C’est d’abord Michele Pirro qui a cueilli les lauriers de la victoire après que Eugene Laverty a cueilli la roue arrière de Kenan Sofuoglu dans le dernier virage. Le temps que les deux adversaires remontent en selle, le coéquipier du Turc franchissait la ligne en vainqueur devant son public. Malgré cette galipette, Sofuoglu conserve la tête de la compétition 600 Supersport avec 16 points d’avance sur Laverty, tacleur irlandais du jour.

En catégorie Superbike, la festa nazionale s’est poursuivie. Lors de la première manche, l’Anglais Tom Sykes, poleman inattendu, prenait la tête de la course avant d’être dépassé par les ténors de la catégorie qui se bousculaient au portillon. Cette précipitation fiévreuse a d’ailleurs conduit Max Biaggi et Leon Haslam dans le bac à graviers pour une séance improvisée de relaxation collective.

Si le pilote Aprilia y laissait son énergie ; son dauphin britannique retrouvait instantanément les avants-postes en alignant les tours rapides. Le pilote Suzuki a alors disputé la victoire à Carlos Checa. Le duel au sommet s’est terminé par un freinage osé qui s’est achevé en glissade incontrôlable dans l’avant-dernier virage. Débarrassé de son rival, Carlos Checa, seulement 9e au départ, passait le premier la ligne d’arrivée devant Lanzi et Haga. Revenu une seconde fois du fin fond de la mare aux graviers, Haslam prenait la cinquième place derrière le Tchèque Smrz.

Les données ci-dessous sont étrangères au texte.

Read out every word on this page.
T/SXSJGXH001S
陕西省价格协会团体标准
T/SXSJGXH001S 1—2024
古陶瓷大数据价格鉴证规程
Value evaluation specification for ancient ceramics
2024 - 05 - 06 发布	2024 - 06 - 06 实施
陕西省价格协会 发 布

Exclus de ce premier podium 100% Ducati, Biaggi et Haslam se faisaient fort d’en découdre pour le titre mondial en seconde manche. Mais, à nouveau, Carlos Checa impulsait un rythme surnaturel dès l’entame de course. Derrière, Tom Sykes tirait le meilleur de sa Kawasaki afin de contenir la meute italienne conduite par Biaggi et Fabrizio. C’était sans compter sur le coup de théâtre du 11e tour.

Au sein du peloton de tête, le moteur de la GSXR de Leon Haslam explosait. Le pilote anglais voyait alors ses chances d’être couronné s’évaporer dans une fumerole d’huile bouillie. Panneauté, Biaggi rendait la main pour laisser Haga et Crutchlow s’emparer des places d’honneur derrière Checa. La Ducati privée de l’Espagnol a, cette fois, tenu la distance. Les pannes survenues lors deux manches américaines de mai dernier sont désormais oubliées.

Ainsi, Max Biaggi devient le premier pilote italien à remporter le titre mondial en Superbike. Le pirate romain triomphe au guidon d’une machine de la marque qu’il avait fait gagner à trois reprises en catégorie 250cc à partir de 1994.

Pirro, Biaggi, Ducati et Aprilia. Ce dimanche à Imola, c’était antipasti, pizza, tiramisu e chianti per tutti ! La dernière épreuve de l’année se courra dimanche prochain à Magny-cours. Nous verrons alors ce que vaut la cuisine nivernaise...

Guido du Bourdon nippon.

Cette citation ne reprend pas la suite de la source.